After moving from Philadelphia to San Francisco, Williams encountered the great Mary Lou Williams. Encouraged by the veteran's advice ("Don’t ever let anyone stop you"), she turned into a strident, public critic of her scene: of the poor compensation, the jazz "male-dominated sphere," the "jazz hang" – namely smoking and drinking as the primary means of securing work – and of a corporate industry profiting from the work of struggling artists.

"I remain constantly disappointed at the truth of the ‘jazz world’ and its inability to unite, discuss, and defend a set, any set, of core values," she stated in the liner notes to her 2008 release Deep Monk. Similarly, the writing on her blog was wide-ranging, honest, expressly political and feminist, though she infrequently addressed her experiences as a trans individual. A commentator observed: "To add to the sexism … that pushed her from her desired musical domain for a period, imagine what kind of terrible treatment she must have faced as a trans woman in the jazz scene of the early 80s."
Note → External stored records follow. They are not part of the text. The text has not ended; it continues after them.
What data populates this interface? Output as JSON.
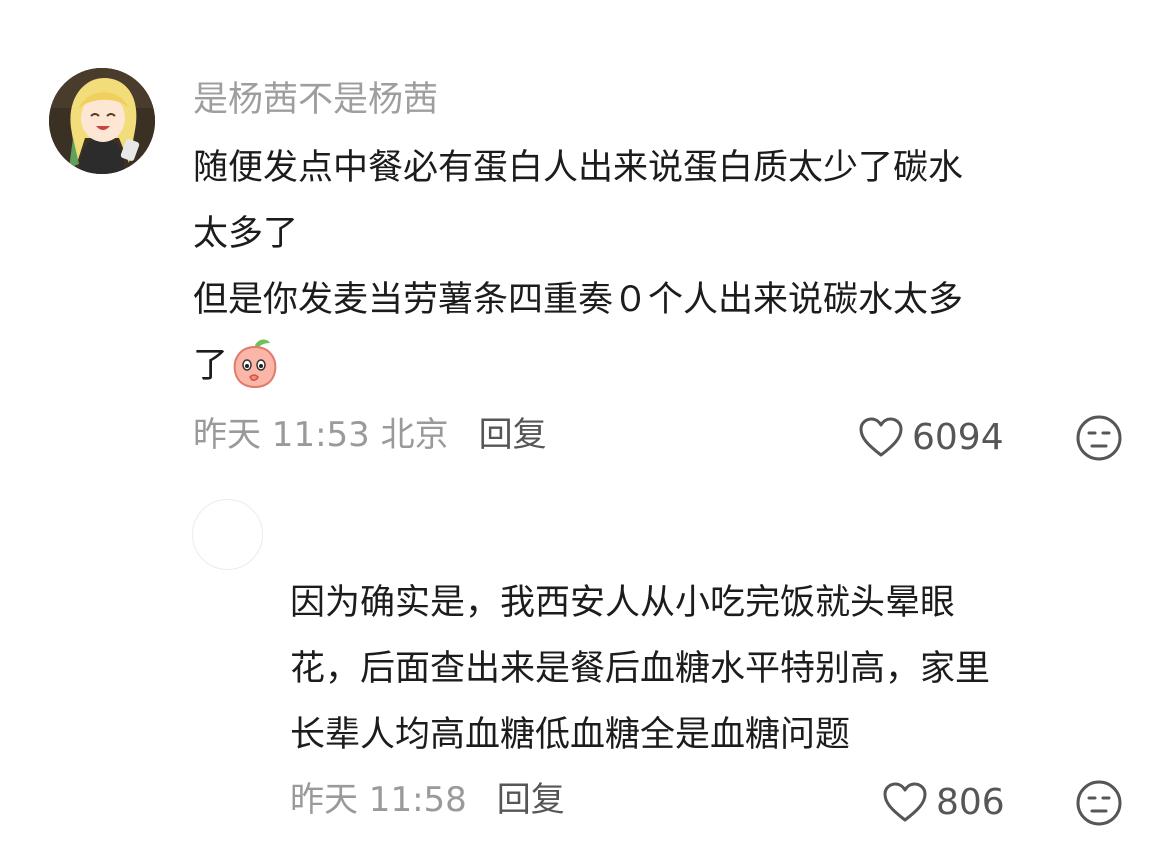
{
  "comment": {
    "username": "是杨茜不是杨茜",
    "lines": [
      "随便发点中餐必有蛋白人出来说蛋白质太少了碳水",
      "太多了",
      "但是你发麦当劳薯条四重奏０个人出来说碳水太多",
      "了"
    ],
    "emoji": "peach-shy-emoji",
    "time": "昨天 11:53 北京",
    "reply_label": "回复",
    "likes": "6094"
  },
  "reply": {
    "lines": [
      "因为确实是，我西安人从小吃完饭就头晕眼",
      "花，后面查出来是餐后血糖水平特别高，家里",
      "长辈人均高血糖低血糖全是血糖问题"
    ],
    "time": "昨天 11:58",
    "reply_label": "回复",
    "likes": "806"
  },
  "icons": {
    "like": "heart-outline-icon",
    "dislike": "meh-face-icon"
  },
  "colors": {
    "username": "#9e9e9e",
    "text": "#1c1c1c",
    "meta": "#9a9a9a",
    "action": "#565656"
  }
}
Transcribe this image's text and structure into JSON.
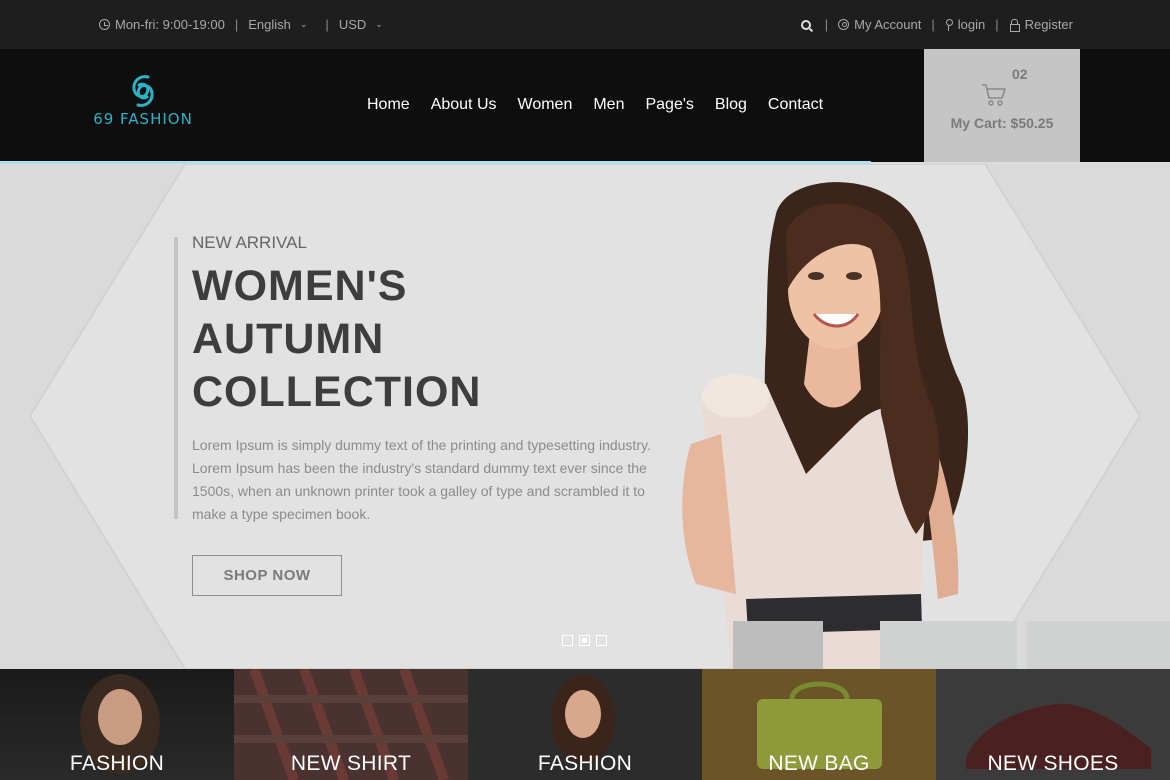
{
  "topbar": {
    "hours": "Mon-fri: 9:00-19:00",
    "language": "English",
    "currency": "USD",
    "my_account": "My Account",
    "login": "login",
    "register": "Register"
  },
  "header": {
    "logo_text": "69 FASHION",
    "nav": [
      "Home",
      "About Us",
      "Women",
      "Men",
      "Page's",
      "Blog",
      "Contact"
    ],
    "cart": {
      "count": "02",
      "total": "My Cart: $50.25"
    }
  },
  "hero": {
    "kicker": "NEW ARRIVAL",
    "headline": [
      "WOMEN'S",
      "AUTUMN",
      "COLLECTION"
    ],
    "description": "Lorem Ipsum is simply dummy text of the printing and typesetting industry. Lorem Ipsum has been the industry's standard dummy text ever since the 1500s, when an unknown printer took a galley of type and scrambled it to make a type specimen book.",
    "button": "SHOP NOW",
    "slider_dots": 3,
    "active_dot": 2
  },
  "categories": [
    {
      "label": "FASHION"
    },
    {
      "label": "NEW SHIRT"
    },
    {
      "label": "FASHION"
    },
    {
      "label": "NEW BAG"
    },
    {
      "label": "NEW SHOES"
    }
  ],
  "colors": {
    "accent": "#28b4c6",
    "topbar": "#1e1e1e",
    "header": "#0e0e0e",
    "cart_bg": "#c5c5c5"
  }
}
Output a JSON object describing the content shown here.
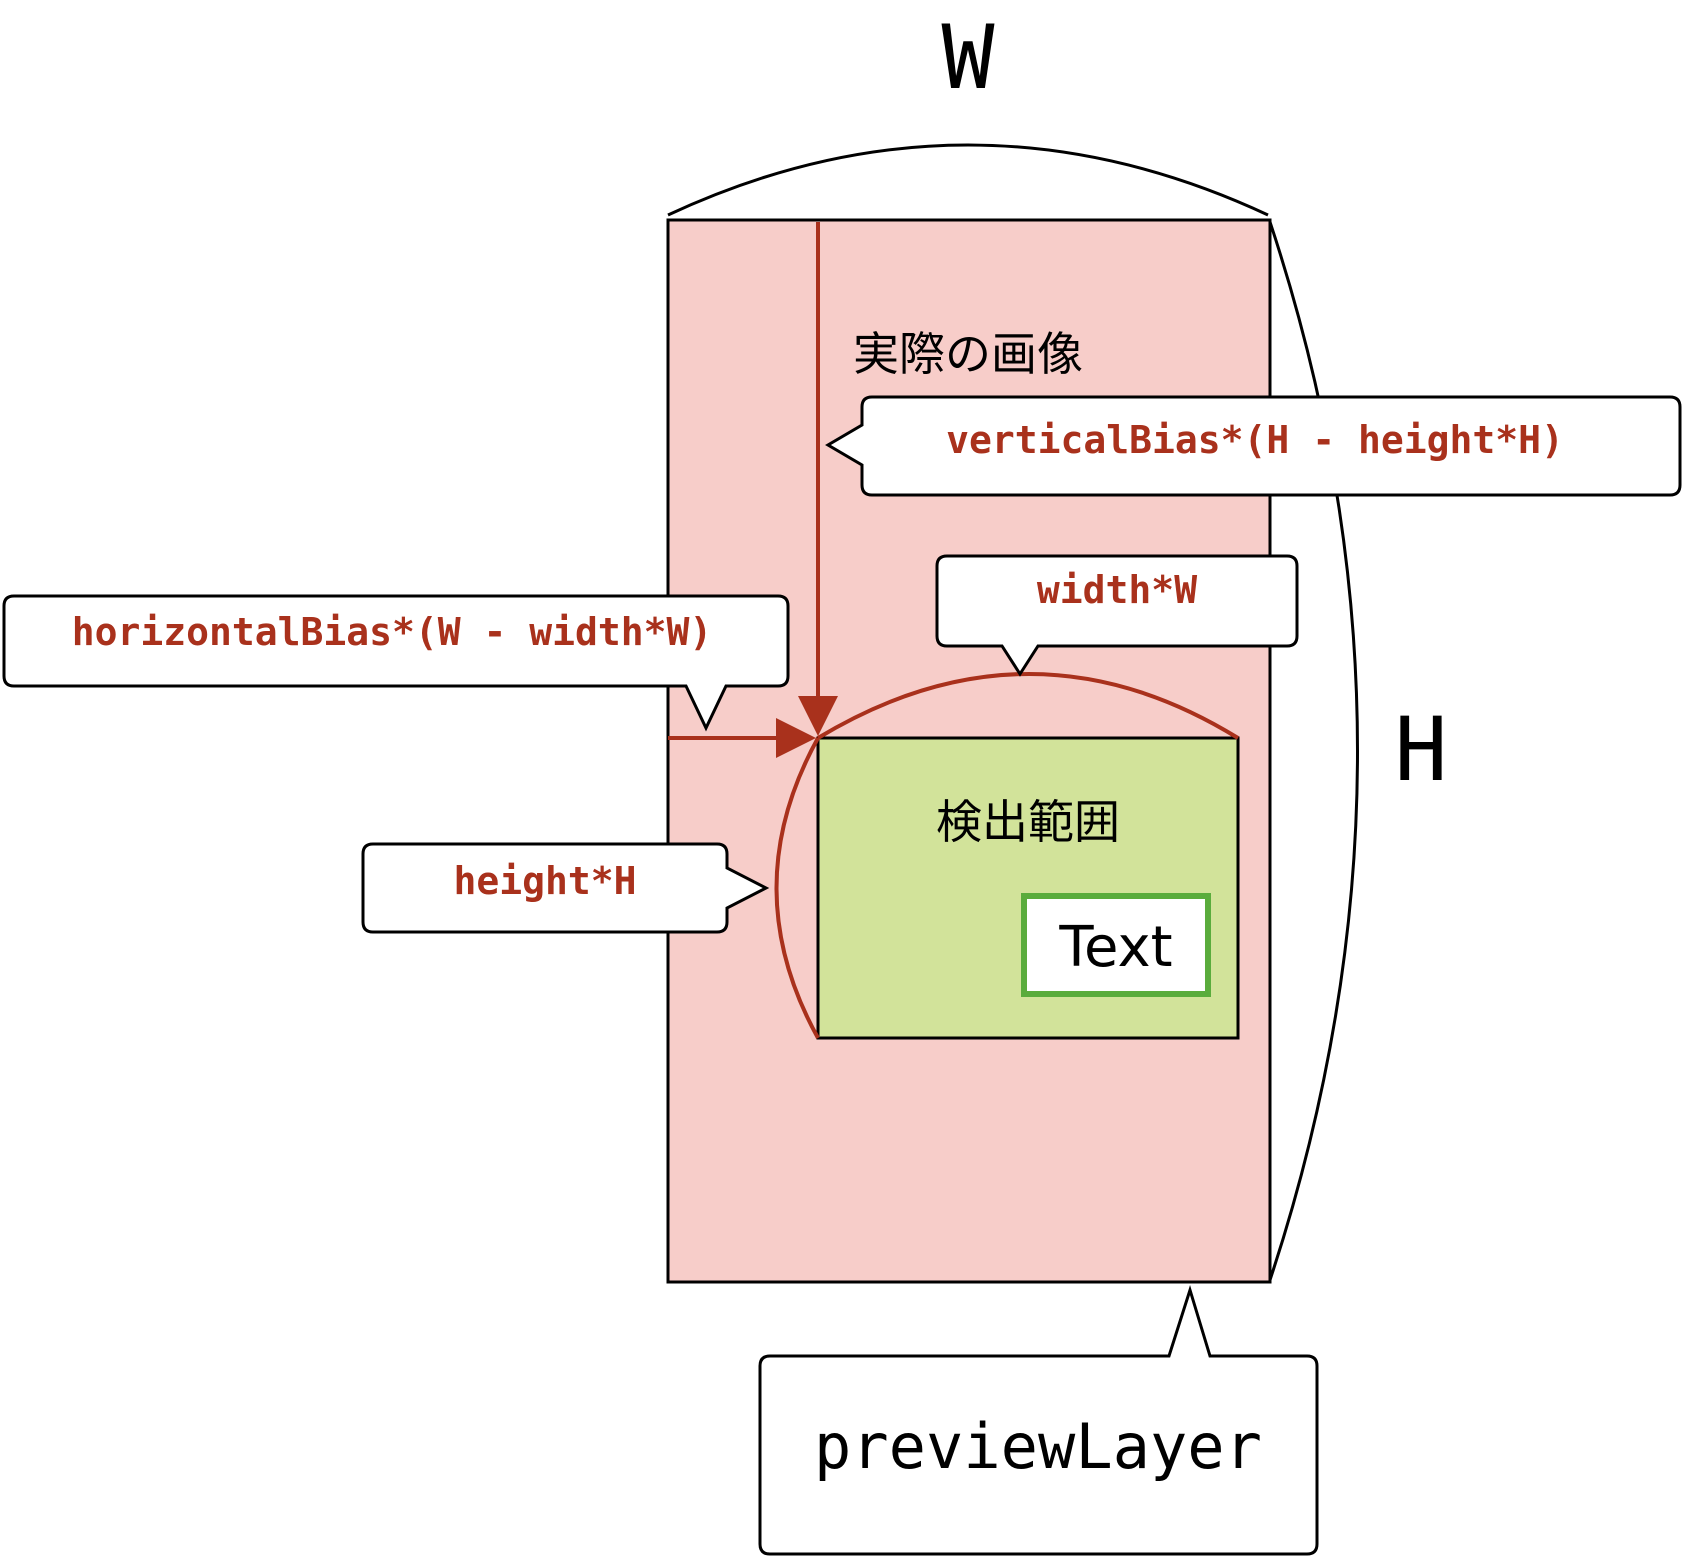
{
  "labels": {
    "W": "W",
    "H": "H",
    "actual_image": "実際の画像",
    "detection_area": "検出範囲",
    "text_box": "Text",
    "preview_layer": "previewLayer"
  },
  "callouts": {
    "vertical_bias": "verticalBias*(H - height*H)",
    "width": "width*W",
    "horizontal_bias": "horizontalBias*(W - width*W)",
    "height": "height*H"
  },
  "colors": {
    "image_fill": "#f7cdc9",
    "detection_fill": "#d2e39a",
    "accent_red": "#a9311c",
    "text_box_border": "#5aac3c",
    "outline": "#000000"
  }
}
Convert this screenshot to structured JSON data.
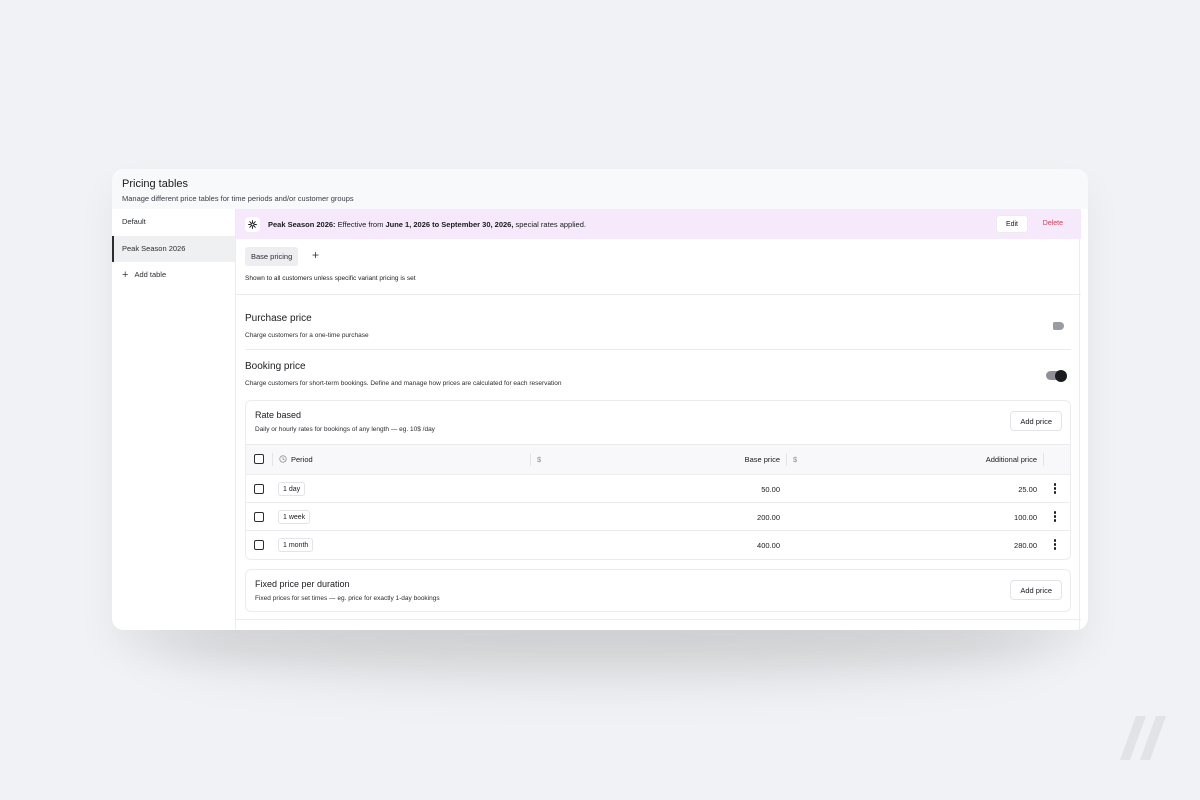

Forging an Autonomous Career

The artist's trajectory arced towards self-sufficiency. Following a period in the active Bay Area scene, she moved through smaller cities such as Sacramento and Santa Cruz, moving to Portland in 1991, and later going to a more remote location, to Yakima, Washington State, in the 2010s. Williams saw early on the huge potential of the internet

Lisa Hamilton
Lisa Hamilton

A data scientist and writer passionate about demystifying probability and strategic analysis for practical applications.